Book Forest Products

Download or read book Forest Products written by David A. Tillman and published by Elsevier. This book was released on 2013-09-11 with total page 296 pages. Available in PDF, EPUB and Kindle. Book excerpt: Forest Products: Advanced Technologies and Economic Analyses is designed to address certain issues associated with technological advancements in the forest products industry. In addressing those advanced technologies, this book provides the following: (1) a review of the state of the industry; (2) a proposed technique for innovation analysis and the basic parameters necessary for such analysis; (3) a review of many of the possible innovations available to the forest industry; and (4) detailed evaluations of a few selected potential innovations. The book begins with discussions of the challenges faced by the forest products industry and an analysis of forest products industry investments. These are followed by separate chapters on the discount rate for current forest industry investments; discount rates for new technologies in the forest products industry; advanced pulping systems; advanced processes for lumber manufacturing; and advanced technologies for producing energy, chemical and related products made from wood.
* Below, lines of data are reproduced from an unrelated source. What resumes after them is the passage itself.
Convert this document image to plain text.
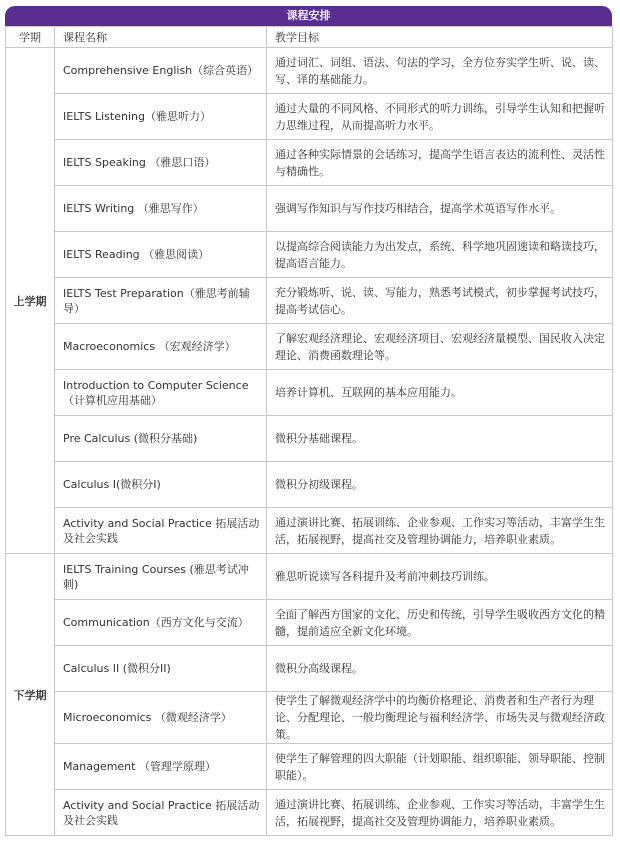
课程安排
学期	课程名称	教学目标
上学期	Comprehensive English（综合英语）	通过词汇、词组、语法、句法的学习，全方位夯实学生听、说、读、写、译的基础能力。
	IELTS Listening（雅思听力）	通过大量的不同风格、不同形式的听力训练，引导学生认知和把握听力思维过程，从而提高听力水平。
	IELTS Speaking （雅思口语）	通过各种实际情景的会话练习，提高学生语言表达的流利性、灵活性与精确性。
	IELTS Writing （雅思写作）	强调写作知识与写作技巧相结合，提高学术英语写作水平。
	IELTS Reading （雅思阅读）	以提高综合阅读能力为出发点，系统、科学地巩固速读和略读技巧，提高语言能力。
	IELTS Test Preparation（雅思考前辅导）	充分锻炼听、说、读、写能力，熟悉考试模式，初步掌握考试技巧，提高考试信心。
	Macroeconomics （宏观经济学）	了解宏观经济理论、宏观经济项目、宏观经济量模型、国民收入决定理论、消费函数理论等。
	Introduction to Computer Science（计算机应用基础）	培养计算机、互联网的基本应用能力。
	Pre Calculus (微积分基础)	微积分基础课程。
	Calculus Ⅰ(微积分Ⅰ)	微积分初级课程。
	Activity and Social Practice 拓展活动及社会实践	通过演讲比赛、拓展训练、企业参观、工作实习等活动，丰富学生生活，拓展视野，提高社交及管理协调能力，培养职业素质。
下学期	IELTS Training Courses (雅思考试冲刺)	雅思听说读写各科提升及考前冲刺技巧训练。
	Communication（西方文化与交流）	全面了解西方国家的文化、历史和传统，引导学生吸收西方文化的精髓，提前适应全新文化环境。
	Calculus II (微积分II)	微积分高级课程。
	Microeconomics （微观经济学）	使学生了解微观经济学中的均衡价格理论、消费者和生产者行为理论、分配理论、一般均衡理论与福利经济学、市场失灵与微观经济政策。
	Management （管理学原理）	使学生了解管理的四大职能（计划职能、组织职能、领导职能、控制职能）。
	Activity and Social Practice 拓展活动及社会实践	通过演讲比赛、拓展训练、企业参观、工作实习等活动，丰富学生生活，拓展视野，提高社交及管理协调能力，培养职业素质。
Book State of the U S  Forest Products Industry

Download or read book State of the U S Forest Products Industry written by United States. Congress. Senate. Committee on Finance and published by . This book was released on 1986 with total page 320 pages. Available in PDF, EPUB and Kindle. Book excerpt:

Book Does the Forest Products Industry Have a Future

Download or read book Does the Forest Products Industry Have a Future written by Russell A. Carson and published by . This book was released on 1987 with total page 24 pages. Available in PDF, EPUB and Kindle. Book excerpt:

Book Forest Products Industry Issues

Download or read book Forest Products Industry Issues written by United States. Congress. Senate. Committee on Finance. Subcommittee on International Trade and published by . This book was released on 1982 with total page 310 pages. Available in PDF, EPUB and Kindle. Book excerpt:

Book The Process of Productivity Change in the Forest Products Industry

Download or read book The Process of Productivity Change in the Forest Products Industry written by H. M. Gregersen and published by . This book was released on 1983 with total page 270 pages. Available in PDF, EPUB and Kindle. Book excerpt:

Book The Timber Bubble that Burst

Download or read book The Timber Bubble that Burst written by Joe P. Mattey and published by Oxford University Press. This book was released on 1990-11-15 with total page 118 pages. Available in PDF, EPUB and Kindle. Book excerpt: This is a book about bubble prices, and their consequences, in the timber industry of the Pacific Northwest from 1979-1984. Bubble prices--unusual and rapid rises (and eventual drops) in the prices of a commodity--have been of theoretical interest to economists for many years. This study examines the unusual movements in the price of federal timber and the subsequent recession in the Northwest when timber buyers delayed harvests in order to postpone the realization of their losses on the contracts. Mattey argues that it was not so much the actions of the Federal Reserve, which had been widely blamed for the crisis, but rather the actions of the buyers themselves that caused the recession.